The fishmeal dilemma
Numerous issues need to be addressed if international organic standards are to be developed for aquaculture (see pages 6-7 in the June 2000 Advocate). Among these is the use of fishmeal and fish oil within aquafeeds, and whether a product derived from wild-caught animals can be certified. Apart from the fact that wild fish cannot be strictly compared with terrestrial wild game (which are not recognized as organic under Codex guidelines), it should suffice that the feedstuffs are produced from sustainably managed wild fisheries and non-food-grade fishery products, are free from synthetic additives and unwanted contaminants, and are fed to farmed aquatic species with naturally piscivorous feeding habits.
The real challenge in the long run will be for the organic aquaculture sector to be seen as a recycler of valuable nutrients and resources from the larger agriculture and livestock production sector. Organic aquaculture would consequently be viewed as having a very positive net benefit to society and the environment.

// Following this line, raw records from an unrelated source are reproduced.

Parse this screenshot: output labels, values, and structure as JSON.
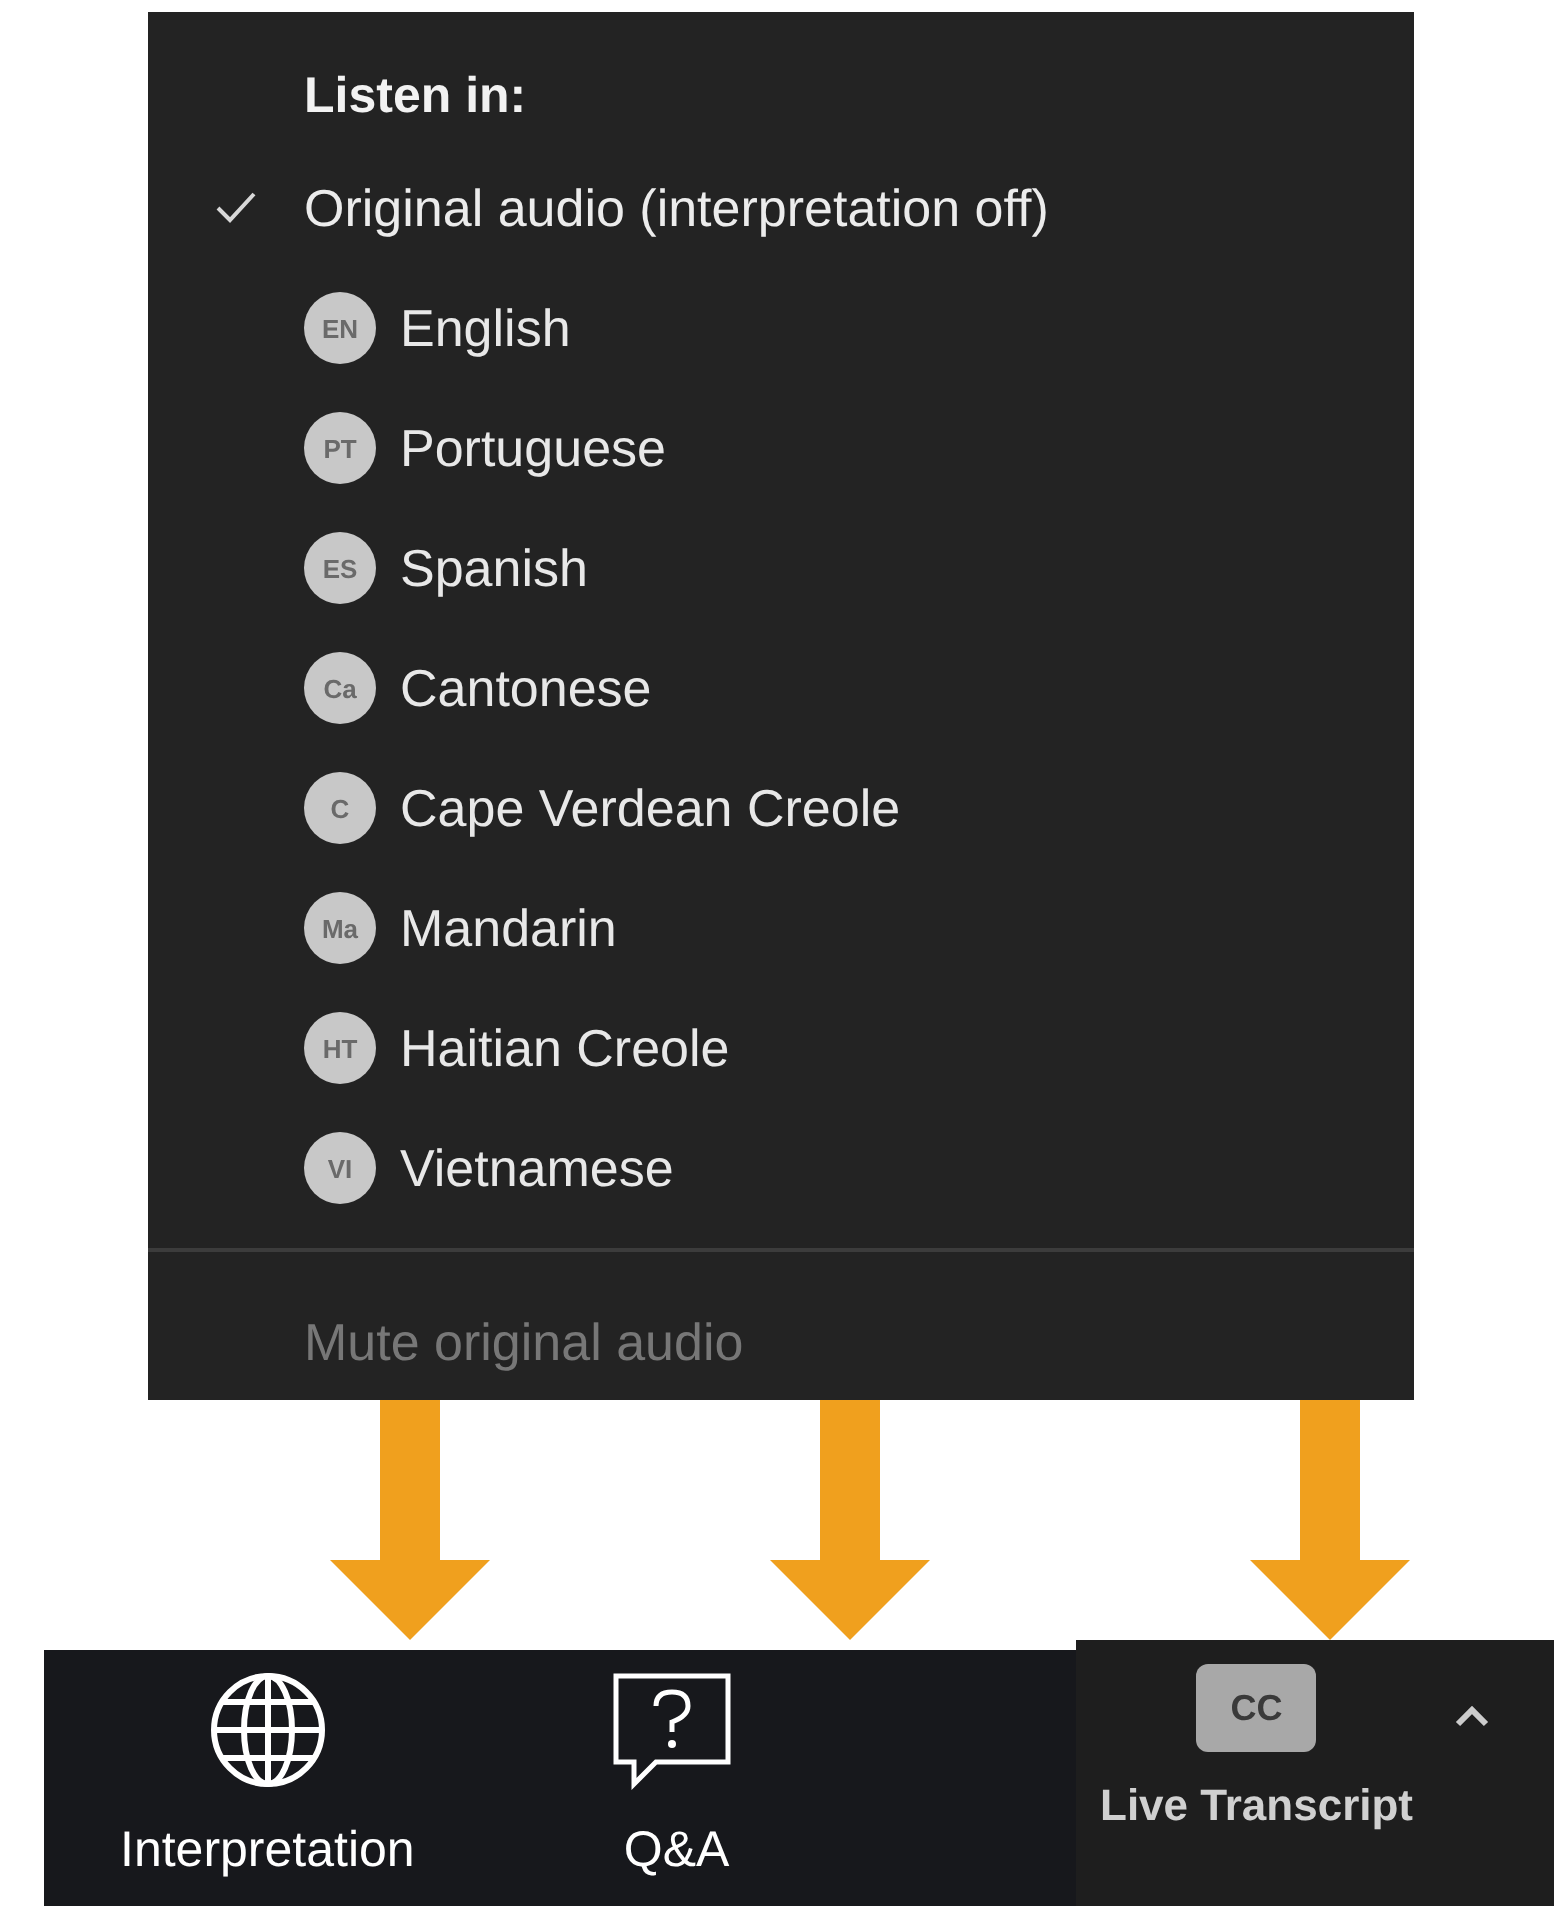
{
  "menu": {
    "heading": "Listen in:",
    "items": [
      {
        "kind": "check",
        "label": "Original audio (interpretation off)",
        "selected": true
      },
      {
        "kind": "language",
        "badge": "EN",
        "label": "English",
        "selected": false
      },
      {
        "kind": "language",
        "badge": "PT",
        "label": "Portuguese",
        "selected": false
      },
      {
        "kind": "language",
        "badge": "ES",
        "label": "Spanish",
        "selected": false
      },
      {
        "kind": "language",
        "badge": "Ca",
        "label": "Cantonese",
        "selected": false
      },
      {
        "kind": "language",
        "badge": "C",
        "label": "Cape Verdean Creole",
        "selected": false
      },
      {
        "kind": "language",
        "badge": "Ma",
        "label": "Mandarin",
        "selected": false
      },
      {
        "kind": "language",
        "badge": "HT",
        "label": "Haitian Creole",
        "selected": false
      },
      {
        "kind": "language",
        "badge": "VI",
        "label": "Vietnamese",
        "selected": false
      }
    ],
    "footer": {
      "label": "Mute original audio",
      "disabled": true
    }
  },
  "toolbar": {
    "buttons": [
      {
        "kind": "globe",
        "label": "Interpretation"
      },
      {
        "kind": "question",
        "label": "Q&A"
      }
    ],
    "transcript": {
      "badge": "CC",
      "label": "Live Transcript"
    }
  }
}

Wherever possible, organic aquaculture production systems should also promote the use of naturally occurring microorganisms for the maintenance of optimum ecosystem health and stability, as well as an additional source of dietary nutrients. Additional measures could include the polyculture of animal and plant species with complementary feeding habits, promotion of nutrient fixation and nutrient recycling within the culture system, and water reuse.